Devriez-vous donner une carte de crédit à votre ado?

9


Publié dans le Journal de Montréal/Journal de Québec, section Dans vos poches, 20 mars 2019

On peut lire l’article ici.

Québec envisage d’interdire les cartes de crédit aux moins de 18 ans. Est-ce une bonne chose ?

Le gouvernement Legault mènera au printemps des consultations pour modifier la Loi sur la protection des consommateurs (LPC). Québec veut restreindre le droit, pour les ados, d’avoir une carte de crédit en imposant le consentement des parents, ce qui inquiète des spécialistes des finances personnelles.

Actuellement, s’ils exploitent une entreprise, les ados de plus de 14 ans sont considérés comme majeurs par le Code civil et peuvent faire des transactions en conséquence. Il faudra clarifier si ce droit s’étend aux cartes de crédit.

Jeunes de moins de 18 ans

Les jeunes de moins de 18 ans occupent souvent un emploi. On les considère comme assez matures pour conduire une voiture et consommer pour subvenir à leurs besoins : biens dispendieux (dont des iPhone ou Galaxy à plus de 1000 $, financés sur plusieurs années), articles de sport, billets de spectacle, musique en ligne, vêtements, repas au resto, etc.

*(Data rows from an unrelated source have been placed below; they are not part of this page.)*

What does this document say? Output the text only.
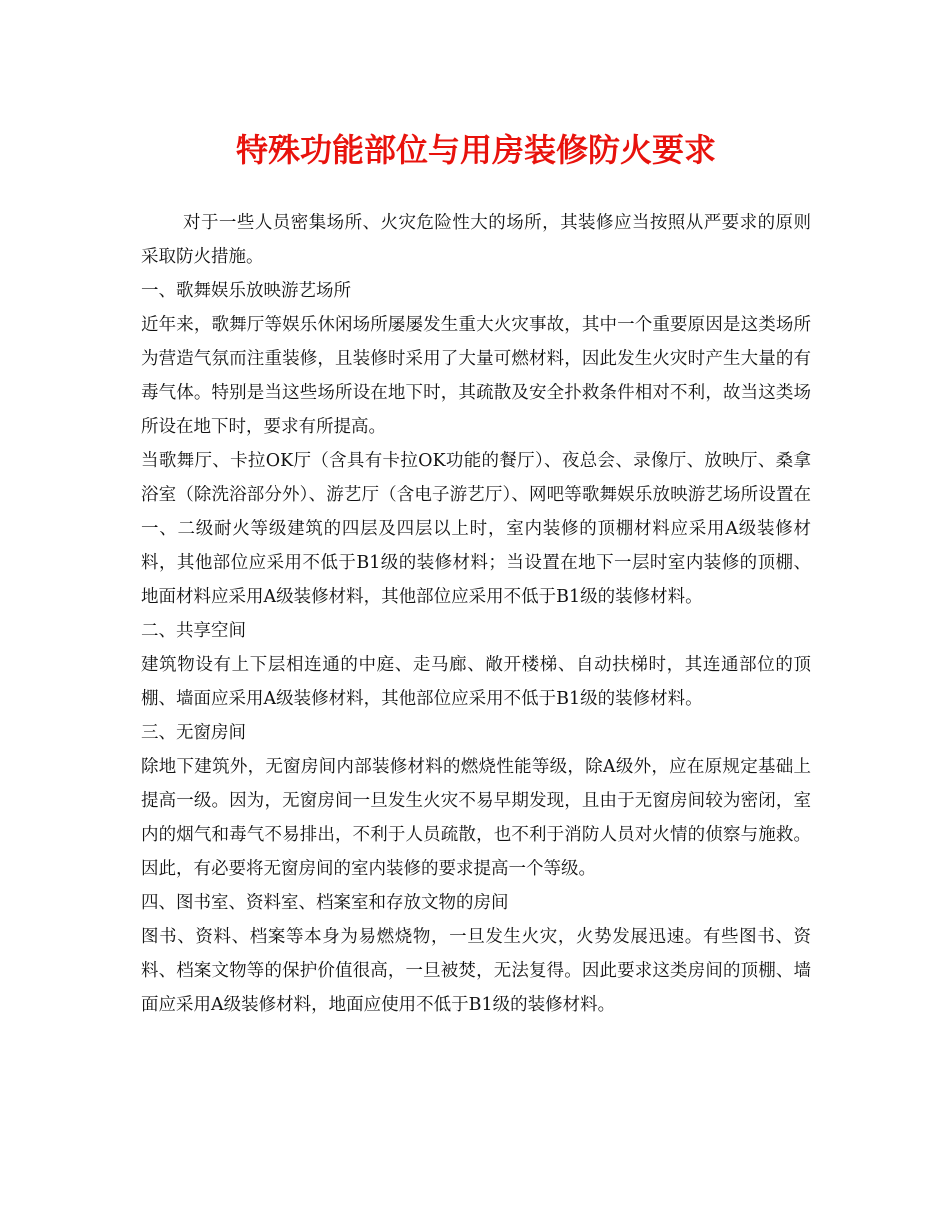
特殊功能部位与用房装修防火要求

对于一些人员密集场所、火灾危险性大的场所，其装修应当按照从严要求的原则采取防火措施。

一、歌舞娱乐放映游艺场所

近年来，歌舞厅等娱乐休闲场所屡屡发生重大火灾事故，其中一个重要原因是这类场所为营造气氛而注重装修，且装修时采用了大量可燃材料，因此发生火灾时产生大量的有毒气体。特别是当这些场所设在地下时，其疏散及安全扑救条件相对不利，故当这类场所设在地下时，要求有所提高。

当歌舞厅、卡拉OK厅（含具有卡拉OK功能的餐厅）、夜总会、录像厅、放映厅、桑拿浴室（除洗浴部分外）、游艺厅（含电子游艺厅）、网吧等歌舞娱乐放映游艺场所设置在一、二级耐火等级建筑的四层及四层以上时，室内装修的顶棚材料应采用A级装修材料，其他部位应采用不低于B1级的装修材料；当设置在地下一层时室内装修的顶棚、地面材料应采用A级装修材料，其他部位应采用不低于B1级的装修材料。

二、共享空间

建筑物设有上下层相连通的中庭、走马廊、敞开楼梯、自动扶梯时，其连通部位的顶棚、墙面应采用A级装修材料，其他部位应采用不低于B1级的装修材料。

三、无窗房间

除地下建筑外，无窗房间内部装修材料的燃烧性能等级，除A级外，应在原规定基础上提高一级。因为，无窗房间一旦发生火灾不易早期发现，且由于无窗房间较为密闭，室内的烟气和毒气不易排出，不利于人员疏散，也不利于消防人员对火情的侦察与施救。因此，有必要将无窗房间的室内装修的要求提高一个等级。

四、图书室、资料室、档案室和存放文物的房间

图书、资料、档案等本身为易燃烧物，一旦发生火灾，火势发展迅速。有些图书、资料、档案文物等的保护价值很高，一旦被焚，无法复得。因此要求这类房间的顶棚、墙面应采用A级装修材料，地面应使用不低于B1级的装修材料。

Or, ils sont nombreux à ne pas avoir une relation harmonieuse avec leurs parents. Pire, certains parents traversent des périodes compliquées et un grand nombre ont des capacités parentales réduites, voire inexistantes.

Pour un jeune qui fréquente un cégep situé à 90 km de la maison, ou qui doit louer équipement et services pour exploiter sa micro-PME ou simplement suivre ses études, une permission parentale obligatoire pour une carte de crédit pourrait lui couper les ailes, ou lui faire perdre des offres avantageuses.

D’autant plus que les achats en ligne, effectués par carte de crédit, très prisés des jeunes, s’accompagnent de certaines protections prévues par la LPC, dont la rétrofacturation.

Craintes légitimes

Alors que le ratio d’endettement des Canadiens oscille autour de 170 % (les gens ont 1,70 $ de dette pour chaque dollar de revenu) et que 46 % des Québécois se disent à 200 $ de l’insolvabilité, les autorités s’inquiètent d’étendre les cartes de crédit aux ados.

« Il y a des risques importants liés au crédit accordé aux jeunes, mais il vaut mieux encadrer qu’interdire », affirme Jacques St-Amant, analyste à la Coalition des associations de consommateurs du Québec (CACQ).

Des solutions ? Pourquoi ne pas plafonner le montant de la carte à un niveau raisonnable (500 $ ou 1000 $ par exemple), ou s’assurer que la limite de crédit ne soit pas haussée sans autorisation parentale ?

CONSEILS

  • Outre les conseils de base en matière de finances personnelles (faire un budget et le respecter, ne jamais dépenser plus que ce que l’on gagne, épargner systématiquement 10 % de ses revenus bruts, planifier les grosses dépenses, éviter les achats impulsifs…), offrez à votre ado des notions de base en matière de crédit : le coût de l’intérêt, l’importance de respecter les échéances, la bonne réputation et le dossier de crédit, etc.
  • Révisez avec lui les états de compte de sa carte de crédit.